Além do anestésico, ele destacou a presença do fentanil, um opioide utilizado para combater dores e, em conjunto com outras substâncias, também como anestésico. Fora do ambiente hospitalar, o uso delas pode ser fatal.

“Essas substância são, inclusive, usadas em centros cirúrgicos, demandando todo um protocolo de segurança, usado racionalmente dentro do ambiente hospitalar, não como droga de abuso. Temos muitos receptores opioides no tronco cerebral, se eles forem ocupados, a pessoa pode ter uma parada cardiorrespiratória. Em ambientes cirúrgicos, há uma maquinaria que fará a pessoa respirar. Em uma cirurgia, as substâncias são úteis e seguras, mas em outra situação, é morte na certa”, alerta Wilson Lessa.

O opioide que aparece na receita dos traficantes também contribui para causar alta dependência, uma constante entre os usuários das drogas K, que consomem ininterruptamente o entorpecente, vendido a preço baixo.

A mistura resultante dos ingredientes, entre os quais ainda há ácido sulfúrico, é borrifada em tabaco, ou mesmo em maconha velha, e vendido como canabinoide sintético, mesmo não tendo nenhum indício da presença deste tipo de molécula na composição.

“Acredito que fazem isso para dar uma falsa ideia de segurança para o usuário. Se falassem a verdade, de que estão vendendo um opioide com risco de morte, talvez teriam mais dificuldade para vender”, afirma o especialista.

Ele explica ainda que a pessoa que desenvolveu a receita apreendida com os traficantes tem noções de química, pelas quantidades de itens sugeridas, além da diversidade, pois alguns deles ajudam na fixação da droga quando borrifada e, outros, a rebater um eventual mal-estar provocado pelo consumo.

“Isso só não significa que estão fazendo uma coisa segura para outras pessoas. Tanto essa receita com opioide e anestésico de cavalo, como um canabinoide sintético de fato, são perigosos, não dá para mensurar qual é mais.”

 

Avó sofre com dependência de neto

A dona de casa Geralda Pereira dos Santos, de 60 anos, testemunha a decadência diária do neto, João Vitor Santos Silva, 19, desde que ele começou a consumir as drogas K.

O rapaz morava desde a infância com a avó, na região da Sé, centro da capital paulista, e foi internado no início de abril em uma clínica de reabilitação, na região de São Roque, no interior de São Paulo.

Ele fugiu do local cerca de dez dias depois, e foi encontrado após uma semana, aproximadamente, na casa de um avô de consideração, na zona sul de São Paulo.

Dona Geralda compartilhou com a reportagem seu sentimento de impotência em não conseguir ajudar o neto.

“Ele chega a falar que quer parar de fumar essa porcaria, mas não consegue. Eu falei que se der, eu me interno junto com ele, para que consiga superar a abstinência, que sei que é muito difícil.”

Ela cuida de João Vitor desde que a mãe dele “saiu pelo mundo”, em decorrência da dependência química. Essa mesma condição, segundo ela, teria matado o pai do jovem.

João, segundo relatado à dona Geralda pelo avô de consideração do rapaz, atualmente limita sua rotina a fumar a droga K, comer e dormir. “Isso quando ele não vomita no meio disso tudo. Ele só sai para conseguir mais dessa droga. Aí ele fica depois igual um zumbi pela casa.”

 

Da cadeia para a rua

O primeiro registro de apreensão da chamada “maconha sintética” em São Paulo ocorreu em 2017, na Penitenciária de Presidente Bernardes, no interior paulista. Na cadeia, a droga é chamada de k4 e chega borrifada em folhas de papel, ou fotografias.

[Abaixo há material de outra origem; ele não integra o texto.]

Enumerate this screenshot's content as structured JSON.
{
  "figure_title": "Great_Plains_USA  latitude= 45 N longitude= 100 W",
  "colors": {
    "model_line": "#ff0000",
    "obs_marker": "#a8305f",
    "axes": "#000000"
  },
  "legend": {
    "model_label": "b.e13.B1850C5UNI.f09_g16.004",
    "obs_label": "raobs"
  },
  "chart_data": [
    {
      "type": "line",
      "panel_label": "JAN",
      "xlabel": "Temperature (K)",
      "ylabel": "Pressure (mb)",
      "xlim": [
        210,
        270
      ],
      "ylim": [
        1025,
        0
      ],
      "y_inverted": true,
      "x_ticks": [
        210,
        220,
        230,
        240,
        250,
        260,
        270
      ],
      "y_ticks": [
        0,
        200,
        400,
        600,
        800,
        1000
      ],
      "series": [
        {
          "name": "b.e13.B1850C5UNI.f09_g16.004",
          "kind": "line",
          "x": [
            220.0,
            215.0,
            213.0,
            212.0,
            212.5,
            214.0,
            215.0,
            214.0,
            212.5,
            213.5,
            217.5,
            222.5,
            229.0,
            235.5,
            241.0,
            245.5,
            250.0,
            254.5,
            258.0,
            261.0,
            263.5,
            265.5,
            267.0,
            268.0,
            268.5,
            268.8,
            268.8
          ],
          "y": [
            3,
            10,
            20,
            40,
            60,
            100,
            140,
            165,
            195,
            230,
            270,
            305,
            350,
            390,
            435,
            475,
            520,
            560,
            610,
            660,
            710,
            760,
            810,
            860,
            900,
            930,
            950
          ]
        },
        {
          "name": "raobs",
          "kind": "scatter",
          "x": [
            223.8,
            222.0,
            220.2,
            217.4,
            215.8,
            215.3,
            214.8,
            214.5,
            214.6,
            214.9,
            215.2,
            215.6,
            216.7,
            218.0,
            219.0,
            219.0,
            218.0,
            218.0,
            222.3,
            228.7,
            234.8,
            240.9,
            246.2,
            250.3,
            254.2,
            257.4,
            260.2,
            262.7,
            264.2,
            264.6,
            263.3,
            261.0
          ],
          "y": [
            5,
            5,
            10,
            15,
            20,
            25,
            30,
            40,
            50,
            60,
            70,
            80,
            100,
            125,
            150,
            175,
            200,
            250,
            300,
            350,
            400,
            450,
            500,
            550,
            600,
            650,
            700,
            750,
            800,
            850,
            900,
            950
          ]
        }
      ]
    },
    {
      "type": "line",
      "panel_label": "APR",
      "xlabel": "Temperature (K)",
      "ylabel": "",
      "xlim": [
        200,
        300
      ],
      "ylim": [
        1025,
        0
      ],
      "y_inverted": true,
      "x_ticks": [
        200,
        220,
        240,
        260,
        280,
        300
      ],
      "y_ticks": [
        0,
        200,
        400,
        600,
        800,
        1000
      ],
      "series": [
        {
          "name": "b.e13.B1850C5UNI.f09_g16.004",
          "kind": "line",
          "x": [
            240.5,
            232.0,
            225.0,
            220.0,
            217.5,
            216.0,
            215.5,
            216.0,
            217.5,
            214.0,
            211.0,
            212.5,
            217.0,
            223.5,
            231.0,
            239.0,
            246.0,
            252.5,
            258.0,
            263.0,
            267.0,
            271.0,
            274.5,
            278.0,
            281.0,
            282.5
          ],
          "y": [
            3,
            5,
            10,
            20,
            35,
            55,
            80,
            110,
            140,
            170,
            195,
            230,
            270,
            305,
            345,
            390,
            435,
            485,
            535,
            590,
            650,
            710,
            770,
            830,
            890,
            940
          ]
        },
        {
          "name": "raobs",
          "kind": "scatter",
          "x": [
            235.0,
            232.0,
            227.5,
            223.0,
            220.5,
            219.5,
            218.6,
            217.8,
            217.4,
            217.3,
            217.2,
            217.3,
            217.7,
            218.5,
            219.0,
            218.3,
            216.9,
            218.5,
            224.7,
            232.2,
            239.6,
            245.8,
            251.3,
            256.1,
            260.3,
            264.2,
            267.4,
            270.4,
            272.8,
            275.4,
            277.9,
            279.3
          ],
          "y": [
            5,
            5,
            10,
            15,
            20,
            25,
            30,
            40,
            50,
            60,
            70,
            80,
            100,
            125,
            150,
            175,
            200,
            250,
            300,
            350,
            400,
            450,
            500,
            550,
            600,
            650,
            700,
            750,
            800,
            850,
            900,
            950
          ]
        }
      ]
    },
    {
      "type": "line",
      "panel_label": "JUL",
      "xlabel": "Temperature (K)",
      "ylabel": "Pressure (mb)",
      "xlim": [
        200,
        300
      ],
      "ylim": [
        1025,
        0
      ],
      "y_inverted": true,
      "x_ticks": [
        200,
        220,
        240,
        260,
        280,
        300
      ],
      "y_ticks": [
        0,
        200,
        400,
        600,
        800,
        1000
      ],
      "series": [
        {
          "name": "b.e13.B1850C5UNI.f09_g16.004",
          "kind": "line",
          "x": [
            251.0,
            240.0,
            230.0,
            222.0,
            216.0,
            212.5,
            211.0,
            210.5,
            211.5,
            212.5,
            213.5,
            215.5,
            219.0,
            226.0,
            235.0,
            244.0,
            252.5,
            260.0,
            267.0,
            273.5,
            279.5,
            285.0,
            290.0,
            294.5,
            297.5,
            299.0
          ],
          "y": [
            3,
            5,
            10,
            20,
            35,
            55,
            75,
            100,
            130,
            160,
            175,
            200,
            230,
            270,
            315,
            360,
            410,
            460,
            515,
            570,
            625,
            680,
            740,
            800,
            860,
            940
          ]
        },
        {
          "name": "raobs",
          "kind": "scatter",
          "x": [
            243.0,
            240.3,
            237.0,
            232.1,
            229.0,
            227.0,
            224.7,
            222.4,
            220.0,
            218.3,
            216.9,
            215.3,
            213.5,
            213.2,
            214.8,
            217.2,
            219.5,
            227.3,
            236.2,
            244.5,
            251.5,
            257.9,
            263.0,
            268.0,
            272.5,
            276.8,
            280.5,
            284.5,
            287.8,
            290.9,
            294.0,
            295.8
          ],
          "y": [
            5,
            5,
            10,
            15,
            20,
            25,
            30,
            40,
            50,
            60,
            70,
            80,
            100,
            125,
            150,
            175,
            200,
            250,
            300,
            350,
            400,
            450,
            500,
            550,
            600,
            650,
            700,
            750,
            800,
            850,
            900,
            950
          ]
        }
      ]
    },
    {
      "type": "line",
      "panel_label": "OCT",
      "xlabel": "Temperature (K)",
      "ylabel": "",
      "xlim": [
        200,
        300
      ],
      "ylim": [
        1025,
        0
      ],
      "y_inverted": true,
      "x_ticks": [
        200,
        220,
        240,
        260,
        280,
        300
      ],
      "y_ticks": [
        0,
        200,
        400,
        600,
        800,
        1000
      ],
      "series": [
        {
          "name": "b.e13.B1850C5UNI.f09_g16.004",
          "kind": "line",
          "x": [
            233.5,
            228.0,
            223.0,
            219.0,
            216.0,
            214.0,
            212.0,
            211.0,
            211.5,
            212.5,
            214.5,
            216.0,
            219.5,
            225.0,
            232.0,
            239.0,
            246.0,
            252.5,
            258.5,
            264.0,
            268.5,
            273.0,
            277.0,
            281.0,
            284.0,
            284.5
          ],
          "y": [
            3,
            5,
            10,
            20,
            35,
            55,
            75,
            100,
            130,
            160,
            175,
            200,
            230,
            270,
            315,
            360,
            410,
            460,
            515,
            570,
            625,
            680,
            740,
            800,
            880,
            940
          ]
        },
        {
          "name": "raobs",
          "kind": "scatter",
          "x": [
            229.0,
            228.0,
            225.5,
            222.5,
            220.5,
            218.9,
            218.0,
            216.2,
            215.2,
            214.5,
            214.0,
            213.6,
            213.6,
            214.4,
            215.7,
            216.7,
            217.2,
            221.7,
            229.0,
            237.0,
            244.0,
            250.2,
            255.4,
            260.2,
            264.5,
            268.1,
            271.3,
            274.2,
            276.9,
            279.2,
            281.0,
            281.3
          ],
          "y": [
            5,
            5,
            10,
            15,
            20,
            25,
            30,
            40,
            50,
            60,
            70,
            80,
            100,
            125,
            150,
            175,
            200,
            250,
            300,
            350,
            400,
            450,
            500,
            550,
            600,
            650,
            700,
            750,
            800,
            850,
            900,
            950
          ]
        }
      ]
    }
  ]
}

Com a popularização no sistema carcerário e aumento da produção – feita em laboratórios clandestinos e assessorada por químicos profissionais -, a droga começou a se tornar mais presente em apreensões feitas pela polícia, a partir de 2021.

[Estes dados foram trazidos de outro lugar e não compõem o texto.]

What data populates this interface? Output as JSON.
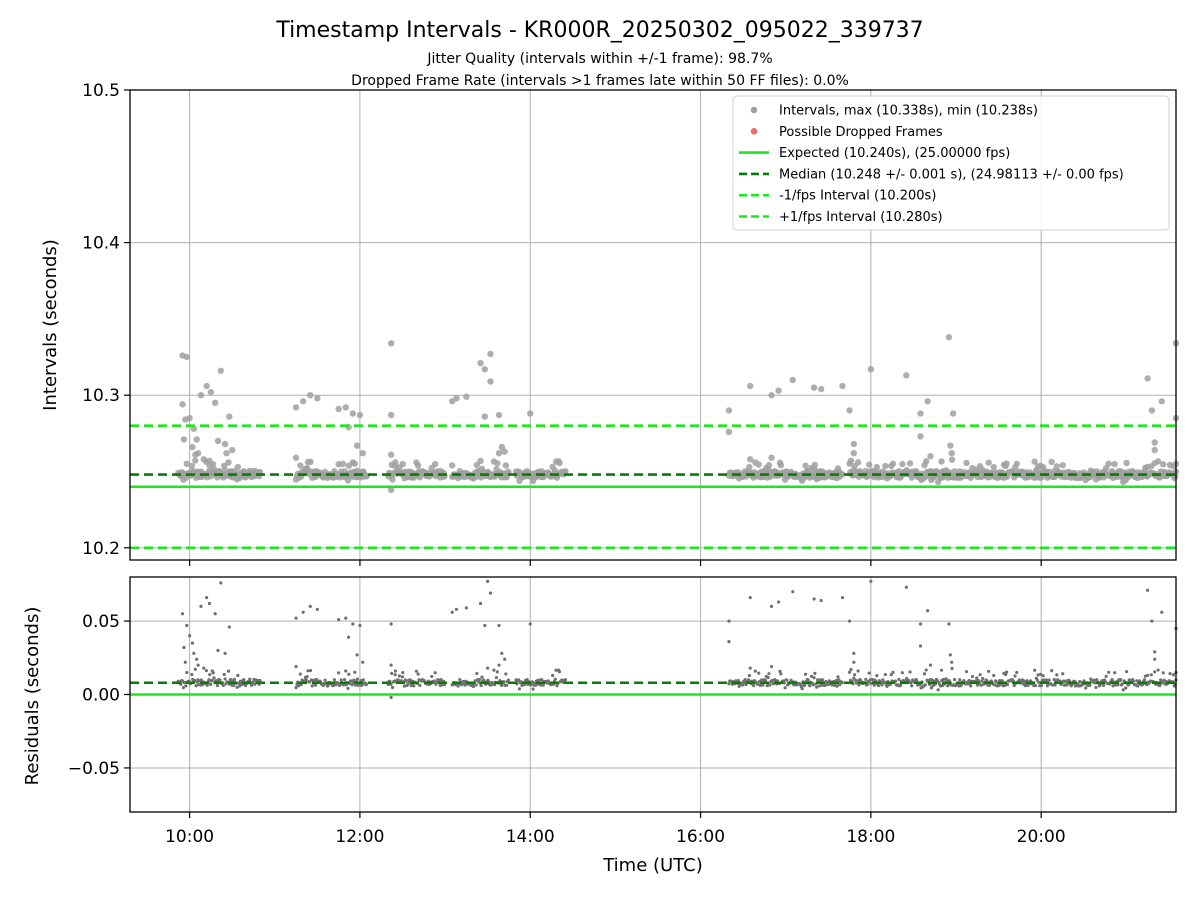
{
  "chart_data": [
    {
      "panel": "intervals",
      "type": "scatter",
      "title": "Timestamp Intervals - KR000R_20250302_095022_339737",
      "subtitle_lines": [
        "Jitter Quality (intervals within +/-1 frame): 98.7%",
        "Dropped Frame Rate (intervals >1 frames late within 50 FF files): 0.0%"
      ],
      "xlabel": "",
      "ylabel": "Intervals (seconds)",
      "xlim": [
        "09:18",
        "21:35"
      ],
      "ylim": [
        10.192,
        10.5
      ],
      "yticks": [
        10.2,
        10.3,
        10.4,
        10.5
      ],
      "ytick_labels": [
        "10.2",
        "10.3",
        "10.4",
        "10.5"
      ],
      "grid": true,
      "legend_position": "top-right",
      "legend": [
        {
          "label": "Intervals, max (10.338s), min (10.238s)",
          "kind": "marker",
          "color": "#a0a0a0"
        },
        {
          "label": "Possible Dropped Frames",
          "kind": "marker",
          "color": "#f06b6b"
        },
        {
          "label": "Expected (10.240s), (25.00000 fps)",
          "kind": "solid",
          "color": "#1ee61e"
        },
        {
          "label": "Median (10.248 +/- 0.001 s), (24.98113 +/- 0.00 fps)",
          "kind": "dashed",
          "color": "#0a7a0a"
        },
        {
          "label": "-1/fps Interval (10.200s)",
          "kind": "dashed",
          "color": "#1ee61e"
        },
        {
          "label": "+1/fps Interval (10.280s)",
          "kind": "dashed",
          "color": "#1ee61e"
        }
      ],
      "reference_lines": [
        {
          "name": "Expected",
          "y": 10.24,
          "style": "solid",
          "color": "#1ee61e"
        },
        {
          "name": "Median",
          "y": 10.248,
          "style": "dashed",
          "color": "#0a7a0a"
        },
        {
          "name": "-1/fps Interval",
          "y": 10.2,
          "style": "dashed",
          "color": "#1ee61e"
        },
        {
          "name": "+1/fps Interval",
          "y": 10.28,
          "style": "dashed",
          "color": "#1ee61e"
        }
      ],
      "baseline_series": {
        "name": "Intervals",
        "color": "#a0a0a0",
        "y": 10.248,
        "segments": [
          [
            "09:52",
            "10:50"
          ],
          [
            "11:15",
            "12:05"
          ],
          [
            "12:20",
            "13:00"
          ],
          [
            "13:05",
            "13:45"
          ],
          [
            "13:50",
            "14:25"
          ],
          [
            "16:20",
            "17:40"
          ],
          [
            "17:45",
            "18:50"
          ],
          [
            "18:50",
            "21:35"
          ]
        ]
      },
      "outliers": [
        [
          "09:55",
          10.326
        ],
        [
          "09:58",
          10.325
        ],
        [
          "09:55",
          10.294
        ],
        [
          "09:57",
          10.284
        ],
        [
          "10:00",
          10.285
        ],
        [
          "10:03",
          10.278
        ],
        [
          "10:05",
          10.271
        ],
        [
          "10:08",
          10.3
        ],
        [
          "10:12",
          10.306
        ],
        [
          "10:15",
          10.302
        ],
        [
          "10:18",
          10.295
        ],
        [
          "10:22",
          10.316
        ],
        [
          "10:25",
          10.268
        ],
        [
          "10:28",
          10.286
        ],
        [
          "10:20",
          10.27
        ],
        [
          "09:56",
          10.271
        ],
        [
          "10:02",
          10.266
        ],
        [
          "10:06",
          10.262
        ],
        [
          "10:10",
          10.258
        ],
        [
          "10:14",
          10.257
        ],
        [
          "10:30",
          10.264
        ],
        [
          "10:26",
          10.262
        ],
        [
          "10:04",
          10.261
        ],
        [
          "11:15",
          10.292
        ],
        [
          "11:20",
          10.296
        ],
        [
          "11:25",
          10.3
        ],
        [
          "11:30",
          10.298
        ],
        [
          "11:45",
          10.291
        ],
        [
          "11:50",
          10.292
        ],
        [
          "11:55",
          10.288
        ],
        [
          "12:00",
          10.287
        ],
        [
          "11:52",
          10.279
        ],
        [
          "11:58",
          10.267
        ],
        [
          "12:02",
          10.262
        ],
        [
          "11:15",
          10.259
        ],
        [
          "11:48",
          10.255
        ],
        [
          "11:55",
          10.256
        ],
        [
          "12:22",
          10.334
        ],
        [
          "12:22",
          10.287
        ],
        [
          "12:22",
          10.261
        ],
        [
          "12:22",
          10.238
        ],
        [
          "12:25",
          10.256
        ],
        [
          "13:05",
          10.296
        ],
        [
          "13:08",
          10.298
        ],
        [
          "13:15",
          10.299
        ],
        [
          "13:25",
          10.321
        ],
        [
          "13:28",
          10.317
        ],
        [
          "13:32",
          10.327
        ],
        [
          "13:32",
          10.309
        ],
        [
          "13:28",
          10.286
        ],
        [
          "13:38",
          10.287
        ],
        [
          "13:05",
          10.254
        ],
        [
          "13:25",
          10.257
        ],
        [
          "13:38",
          10.262
        ],
        [
          "13:40",
          10.266
        ],
        [
          "13:42",
          10.263
        ],
        [
          "14:00",
          10.288
        ],
        [
          "16:20",
          10.29
        ],
        [
          "16:20",
          10.276
        ],
        [
          "16:35",
          10.306
        ],
        [
          "16:35",
          10.258
        ],
        [
          "16:50",
          10.3
        ],
        [
          "16:55",
          10.303
        ],
        [
          "17:05",
          10.31
        ],
        [
          "17:20",
          10.305
        ],
        [
          "17:25",
          10.304
        ],
        [
          "16:50",
          10.259
        ],
        [
          "17:40",
          10.306
        ],
        [
          "17:45",
          10.29
        ],
        [
          "17:48",
          10.268
        ],
        [
          "17:48",
          10.262
        ],
        [
          "17:46",
          10.257
        ],
        [
          "18:00",
          10.317
        ],
        [
          "18:25",
          10.313
        ],
        [
          "18:35",
          10.288
        ],
        [
          "18:35",
          10.273
        ],
        [
          "18:40",
          10.296
        ],
        [
          "18:42",
          10.26
        ],
        [
          "18:55",
          10.338
        ],
        [
          "18:58",
          10.288
        ],
        [
          "18:56",
          10.267
        ],
        [
          "18:57",
          10.262
        ],
        [
          "21:15",
          10.311
        ],
        [
          "21:18",
          10.29
        ],
        [
          "21:20",
          10.269
        ],
        [
          "21:25",
          10.296
        ],
        [
          "21:15",
          10.253
        ],
        [
          "21:20",
          10.264
        ],
        [
          "21:35",
          10.334
        ],
        [
          "21:35",
          10.285
        ],
        [
          "21:35",
          10.255
        ]
      ]
    },
    {
      "panel": "residuals",
      "type": "scatter",
      "xlabel": "Time (UTC)",
      "ylabel": "Residuals (seconds)",
      "xlim": [
        "09:18",
        "21:35"
      ],
      "ylim": [
        -0.08,
        0.08
      ],
      "yticks": [
        -0.05,
        0.0,
        0.05
      ],
      "ytick_labels": [
        "−0.05",
        "0.00",
        "0.05"
      ],
      "xticks": [
        "10:00",
        "12:00",
        "14:00",
        "16:00",
        "18:00",
        "20:00"
      ],
      "grid": true,
      "reference_lines": [
        {
          "name": "Expected",
          "y": 0.0,
          "style": "solid",
          "color": "#1ee61e"
        },
        {
          "name": "Median",
          "y": 0.008,
          "style": "dashed",
          "color": "#0a7a0a"
        }
      ],
      "baseline_series": {
        "name": "Residuals",
        "color": "#707070",
        "y": 0.008,
        "segments": [
          [
            "09:52",
            "10:50"
          ],
          [
            "11:15",
            "12:05"
          ],
          [
            "12:20",
            "13:00"
          ],
          [
            "13:05",
            "13:45"
          ],
          [
            "13:50",
            "14:25"
          ],
          [
            "16:20",
            "17:40"
          ],
          [
            "17:45",
            "18:50"
          ],
          [
            "18:50",
            "21:35"
          ]
        ]
      },
      "outliers": [
        [
          "09:55",
          0.055
        ],
        [
          "09:58",
          0.047
        ],
        [
          "09:56",
          0.032
        ],
        [
          "10:00",
          0.04
        ],
        [
          "10:02",
          0.035
        ],
        [
          "10:03",
          0.028
        ],
        [
          "10:05",
          0.024
        ],
        [
          "10:08",
          0.06
        ],
        [
          "10:12",
          0.066
        ],
        [
          "10:14",
          0.062
        ],
        [
          "10:18",
          0.055
        ],
        [
          "10:22",
          0.076
        ],
        [
          "10:25",
          0.028
        ],
        [
          "10:28",
          0.046
        ],
        [
          "09:57",
          0.022
        ],
        [
          "10:06",
          0.02
        ],
        [
          "10:10",
          0.018
        ],
        [
          "10:20",
          0.03
        ],
        [
          "10:16",
          0.016
        ],
        [
          "11:15",
          0.052
        ],
        [
          "11:20",
          0.056
        ],
        [
          "11:25",
          0.06
        ],
        [
          "11:30",
          0.058
        ],
        [
          "11:45",
          0.051
        ],
        [
          "11:50",
          0.052
        ],
        [
          "11:55",
          0.048
        ],
        [
          "12:00",
          0.047
        ],
        [
          "11:52",
          0.039
        ],
        [
          "11:58",
          0.027
        ],
        [
          "12:02",
          0.022
        ],
        [
          "11:15",
          0.019
        ],
        [
          "11:50",
          0.016
        ],
        [
          "12:22",
          0.048
        ],
        [
          "12:22",
          0.02
        ],
        [
          "12:22",
          -0.002
        ],
        [
          "12:25",
          0.016
        ],
        [
          "12:30",
          0.012
        ],
        [
          "13:05",
          0.056
        ],
        [
          "13:08",
          0.058
        ],
        [
          "13:15",
          0.059
        ],
        [
          "13:25",
          0.062
        ],
        [
          "13:28",
          0.047
        ],
        [
          "13:30",
          0.077
        ],
        [
          "13:32",
          0.069
        ],
        [
          "13:38",
          0.047
        ],
        [
          "13:40",
          0.028
        ],
        [
          "13:42",
          0.024
        ],
        [
          "13:38",
          0.02
        ],
        [
          "13:30",
          0.018
        ],
        [
          "14:00",
          0.048
        ],
        [
          "16:20",
          0.05
        ],
        [
          "16:20",
          0.036
        ],
        [
          "16:35",
          0.066
        ],
        [
          "16:35",
          0.018
        ],
        [
          "16:50",
          0.06
        ],
        [
          "16:55",
          0.063
        ],
        [
          "17:05",
          0.07
        ],
        [
          "17:20",
          0.065
        ],
        [
          "17:25",
          0.064
        ],
        [
          "16:50",
          0.019
        ],
        [
          "17:40",
          0.066
        ],
        [
          "17:45",
          0.05
        ],
        [
          "17:48",
          0.028
        ],
        [
          "17:48",
          0.022
        ],
        [
          "17:46",
          0.017
        ],
        [
          "18:00",
          0.077
        ],
        [
          "18:25",
          0.073
        ],
        [
          "18:35",
          0.048
        ],
        [
          "18:35",
          0.033
        ],
        [
          "18:40",
          0.057
        ],
        [
          "18:42",
          0.02
        ],
        [
          "18:55",
          0.048
        ],
        [
          "18:56",
          0.027
        ],
        [
          "18:57",
          0.022
        ],
        [
          "21:15",
          0.071
        ],
        [
          "21:18",
          0.05
        ],
        [
          "21:20",
          0.029
        ],
        [
          "21:25",
          0.056
        ],
        [
          "21:15",
          0.013
        ],
        [
          "21:20",
          0.024
        ],
        [
          "21:35",
          0.045
        ],
        [
          "21:35",
          0.015
        ]
      ]
    }
  ]
}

“Todo usuário não quer só a sensação parecida da maconha, ele quer manter o hábito de fumar. Pensando nisso, para deixar mais parecido com maconha, os traficantes passaram a borrifar o líquido em uma espécie de tabaco. O usuário tem a sensação mais similar de estar fumando um baseado”, explicou o delegado Fernando Santiago, do Departamento Estadual de Prevenção e Repressão ao Narcótico (Denarc).